The first is the tight monetary policy of the U.S. Federal Reserve, which limits the quantity of money in the market. The second is the use of measures protectionist such as Hawley-Smoot Tariff Act, Which increased tariffs on imports in order to protect local producers endangered by international competition. In response to this policy, other countries increased their prices in turn; putting in very bad shape U.S. companies that export lived. This led to a series of rate increases that fragments the global economy.

EFFECTS

United States’ president at that time – Herbert Hoover – Tried unsuccessfully to resolve the crisis. One of the main problems was that with deflation, the same amount of money to acquire more and more goods to as the drop in prices. Another problem was that there was no supervision of securities markets, and at the time of the collapse of many actions and plans INVESTMENTS proved insolvent or fraudulent. Unfortunately, many banks had bet their money in this dubious business, which led to the collapse of the banking system in 1932. With the collapse of the banking system, and people clinging to the little money she still possessed, there was not enough liquidity in the market that any economic activity can reverse the trend.

In Germany the unemployment rate peaked, fueling anger and disillusionment of the population. And it is promising to solve the problem of the crisis that Adolf Hitler came to power.

CRISIS

In 1933The United States elected him Franklin Delano Roosevelt to replace Hoover at the head of state. With an unemployment rate approaching 25% of the workforce, Roosevelt launched several programs to increase the volume of liquidity and reduce unemployment (which is what is called the New Deal). The Supreme Court initially opposed to this strong economic interventionism, contrary to its previous case law, before join it in 1937By stopping West Coast Hotel Co. v. Parrish. The New Deal is often credited with having helped to overcome the crisis. This view is challenged, especially by the classical economists, especially since the 1960s. He allowed at least limiting the dramatic social consequences of the crisis, works as described by The Grapes of Wrath or of mice and men. It also provides United States infrastructure – roads, hydroelectric – still used today.

Since the United States were still in crisis occurred when the World War 2, it is difficult to comment reliably on the success as had the New Deal on the U.S. economy. The debate remains open.

Some argue that the inherent instability of economic markets caused a crisis so deep that even interventions New Deal, As relevant as they are, could not restore the situation quickly.

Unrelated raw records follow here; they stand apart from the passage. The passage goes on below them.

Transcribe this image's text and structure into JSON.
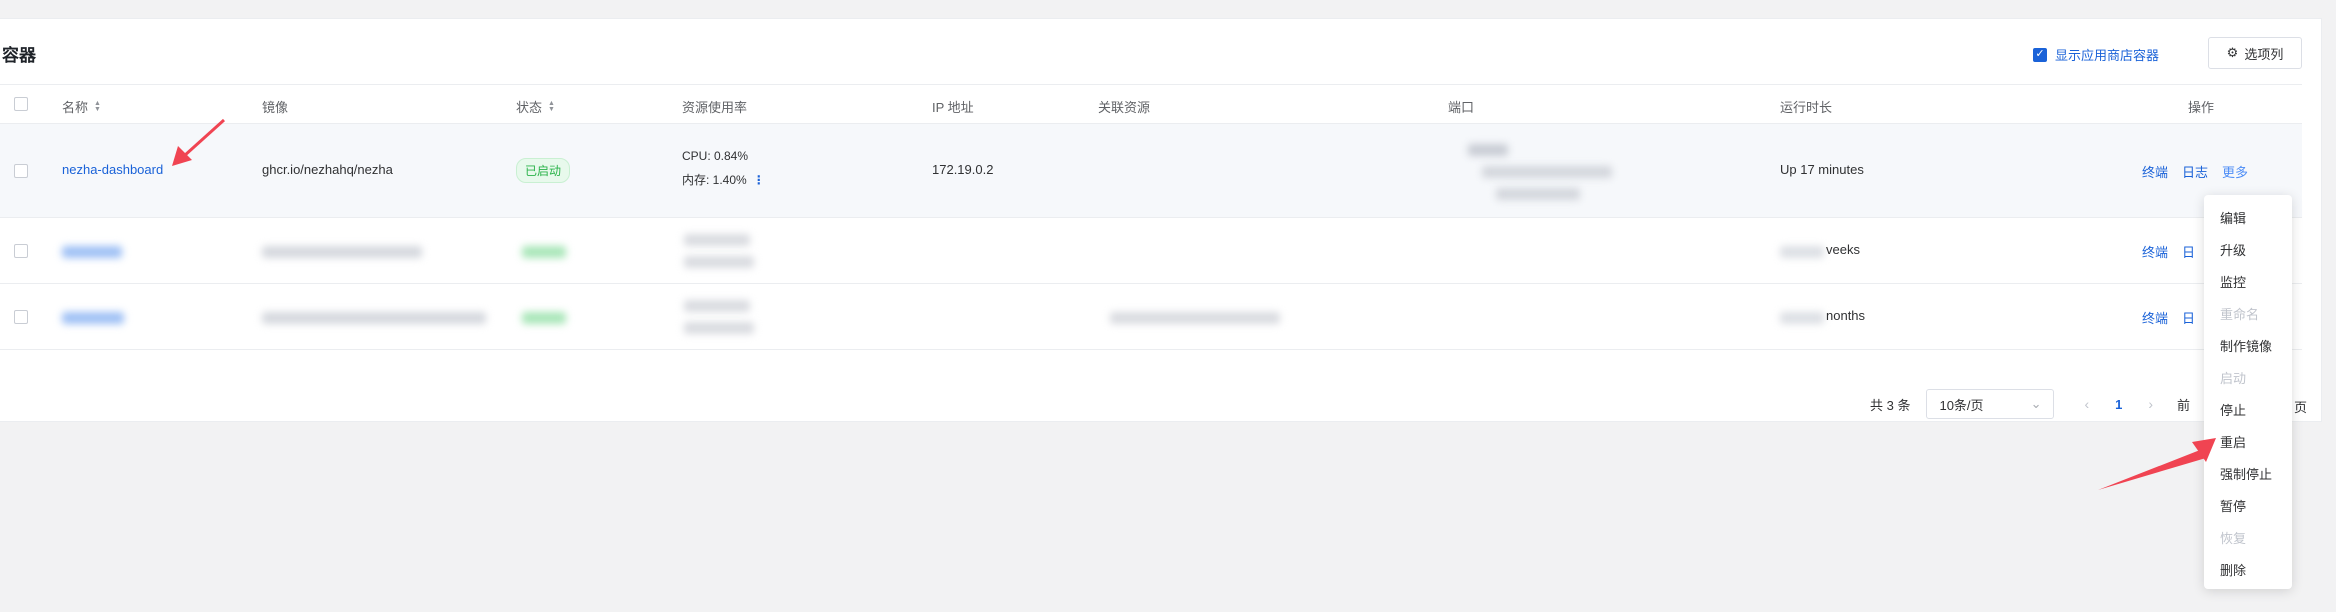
{
  "card": {
    "title": "容器"
  },
  "toolbar": {
    "show_store": "显示应用商店容器",
    "columns_button": "选项列"
  },
  "columns": [
    "名称",
    "镜像",
    "状态",
    "资源使用率",
    "IP 地址",
    "关联资源",
    "端口",
    "运行时长",
    "操作"
  ],
  "rows": [
    {
      "name": "nezha-dashboard",
      "image": "ghcr.io/nezhahq/nezha",
      "status": "已启动",
      "cpu": "CPU: 0.84%",
      "mem": "内存: 1.40%",
      "ip": "172.19.0.2",
      "uptime": "Up 17 minutes",
      "ops": [
        "终端",
        "日志",
        "更多"
      ]
    },
    {
      "uptime_partial": "veeks",
      "ops": [
        "终端",
        "日"
      ]
    },
    {
      "uptime_partial": "nonths",
      "ops": [
        "终端",
        "日"
      ]
    }
  ],
  "pagination": {
    "total": "共 3 条",
    "page_size": "10条/页",
    "current_page": "1",
    "prev_partial": "前",
    "next_partial": "页"
  },
  "dropdown_menu": [
    {
      "label": "编辑",
      "disabled": false
    },
    {
      "label": "升级",
      "disabled": false
    },
    {
      "label": "监控",
      "disabled": false
    },
    {
      "label": "重命名",
      "disabled": true
    },
    {
      "label": "制作镜像",
      "disabled": false
    },
    {
      "label": "启动",
      "disabled": true
    },
    {
      "label": "停止",
      "disabled": false
    },
    {
      "label": "重启",
      "disabled": false
    },
    {
      "label": "强制停止",
      "disabled": false
    },
    {
      "label": "暂停",
      "disabled": false
    },
    {
      "label": "恢复",
      "disabled": true
    },
    {
      "label": "删除",
      "disabled": false
    }
  ],
  "colors": {
    "accent": "#1a62d8",
    "success": "#2bb34a",
    "annotation_arrow": "#f04452"
  }
}
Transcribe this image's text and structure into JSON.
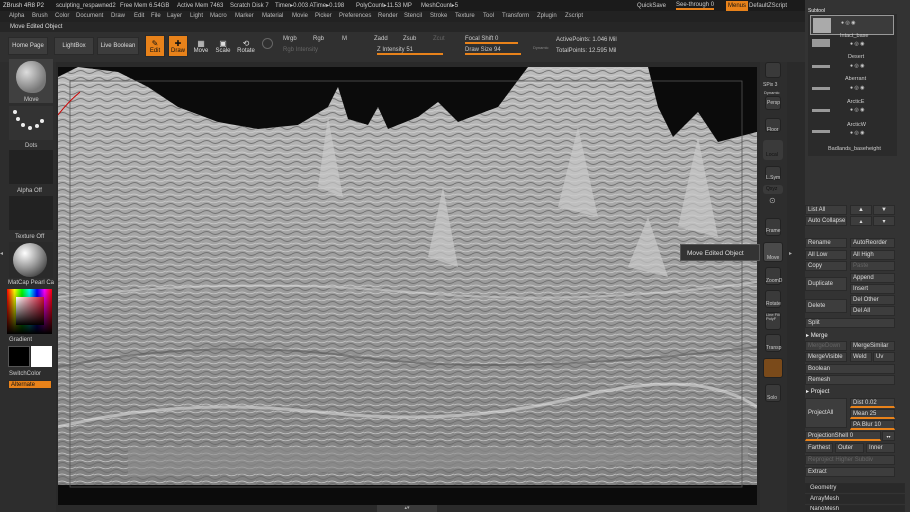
{
  "titlebar": {
    "app": "ZBrush 4R8 P2",
    "doc": "sculpting_respawned2",
    "free_mem": "Free Mem 6.54GB",
    "active_mem": "Active Mem 7463",
    "scratch": "Scratch Disk 7",
    "timer": "Timer▸0.003 ATime▸0.198",
    "polycount": "PolyCount▸11.53 MP",
    "meshcount": "MeshCount▸5",
    "quicksave": "QuickSave",
    "seethrough": "See-through 0",
    "menus": "Menus",
    "script": "DefaultZScript"
  },
  "menu": [
    "Alpha",
    "Brush",
    "Color",
    "Document",
    "Draw",
    "Edit",
    "File",
    "Layer",
    "Light",
    "Macro",
    "Marker",
    "Material",
    "Movie",
    "Picker",
    "Preferences",
    "Render",
    "Stencil",
    "Stroke",
    "Texture",
    "Tool",
    "Transform",
    "Zplugin",
    "Zscript"
  ],
  "status_text": "Move Edited Object",
  "topshelf": {
    "home_page": "Home Page",
    "lightbox": "LightBox",
    "live_boolean": "Live Boolean",
    "edit": "Edit",
    "draw": "Draw",
    "move": "Move",
    "scale": "Scale",
    "rotate": "Rotate",
    "mrgb": "Mrgb",
    "rgb": "Rgb",
    "m": "M",
    "rgb_intensity": "Rgb Intensity",
    "zadd": "Zadd",
    "zsub": "Zsub",
    "zcut": "Zcut",
    "z_intensity": "Z Intensity 51",
    "focal_shift": "Focal Shift 0",
    "draw_size": "Draw Size 94",
    "dynamic": "Dynamic",
    "active_points": "ActivePoints: 1.046 Mil",
    "total_points": "TotalPoints: 12.595 Mil"
  },
  "leftshelf": {
    "move": "Move",
    "dots": "Dots",
    "alpha_off": "Alpha Off",
    "texture_off": "Texture Off",
    "matcap": "MatCap Pearl Ca",
    "gradient": "Gradient",
    "switchcolor": "SwitchColor",
    "alternate": "Alternate"
  },
  "rightshelf": [
    "SPix 3",
    "Dynamic",
    "Persp",
    "Floor",
    "Local",
    "L.Sym",
    "Qxyz",
    "Frame",
    "Move",
    "ZoomD",
    "Rotate",
    "Line Fill PolyF",
    "Transp",
    "Solo"
  ],
  "tooltip": "Move Edited Object",
  "subtools": {
    "header": "Subtool",
    "items": [
      "Intact_base",
      "Desert",
      "Aberrant",
      "ArcticE",
      "ArcticW",
      "Badlands_baseheight"
    ]
  },
  "subtool_panel": {
    "list_all": "List All",
    "auto_collapse": "Auto Collapse",
    "rename": "Rename",
    "auto_reorder": "AutoReorder",
    "all_low": "All Low",
    "all_high": "All High",
    "copy": "Copy",
    "paste": "Paste",
    "append": "Append",
    "duplicate": "Duplicate",
    "insert": "Insert",
    "delete": "Delete",
    "del_other": "Del Other",
    "del_all": "Del All",
    "split": "Split",
    "merge": "Merge",
    "merge_down": "MergeDown",
    "merge_similar": "MergeSimilar",
    "merge_visible": "MergeVisible",
    "weld": "Weld",
    "uv": "Uv",
    "boolean": "Boolean",
    "remesh": "Remesh",
    "project": "Project",
    "project_all": "ProjectAll",
    "dist": "Dist 0.02",
    "mean": "Mean 25",
    "pa_blur": "PA Blur 10",
    "projection_shell": "ProjectionShell 0",
    "farthest": "Farthest",
    "outer": "Outer",
    "inner": "Inner",
    "reproject": "Reproject Higher Subdiv",
    "extract": "Extract",
    "geometry": "Geometry",
    "arraymesh": "ArrayMesh",
    "nanomesh": "NanoMesh"
  },
  "colors": {
    "accent": "#e8821a",
    "bg": "#2a2a2a",
    "panel": "#333333"
  }
}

Others believe that the crisis of 1929 corresponding to the period in American history when government intervention was the strongest, it reasonable to expect that government action has added to the depression, rather than address them. They shoot including an argument that after initial recovery, the economy has plunged from 1936, Was about the time the Supreme Court allowed the New Deal to take bigger.

ECONOMY OF WAR?

Many believe that it is the war expenditures of the governments that revived global economic growth, but in fact, this statement is only half true. Germany and Italy were out of the crisis before the World War II by engaging in massive spending in infrastructure and equipment.

The United States

Returned to a normal level of activity during the war thanks to the large military investments, but also by employing a large proportion of the workforce in the military. Although this was dictated by events, this did not mean – on the contrary – that America was out of the crisis. And when the war came to an end, the return of millions of soldiers in their homes imposed a period of readjustment of the economy. It is this transition that was supposed to facilitate the G.I. Bill.

In other countries, such as France, Great-Britain or Netherland the war was of course caused considerable damage, rather than being an engine of economic recovery. If war can be profitable for some sectors of the economy, it usually causes an economic and social dislocation as they thwart the least of its positive effects.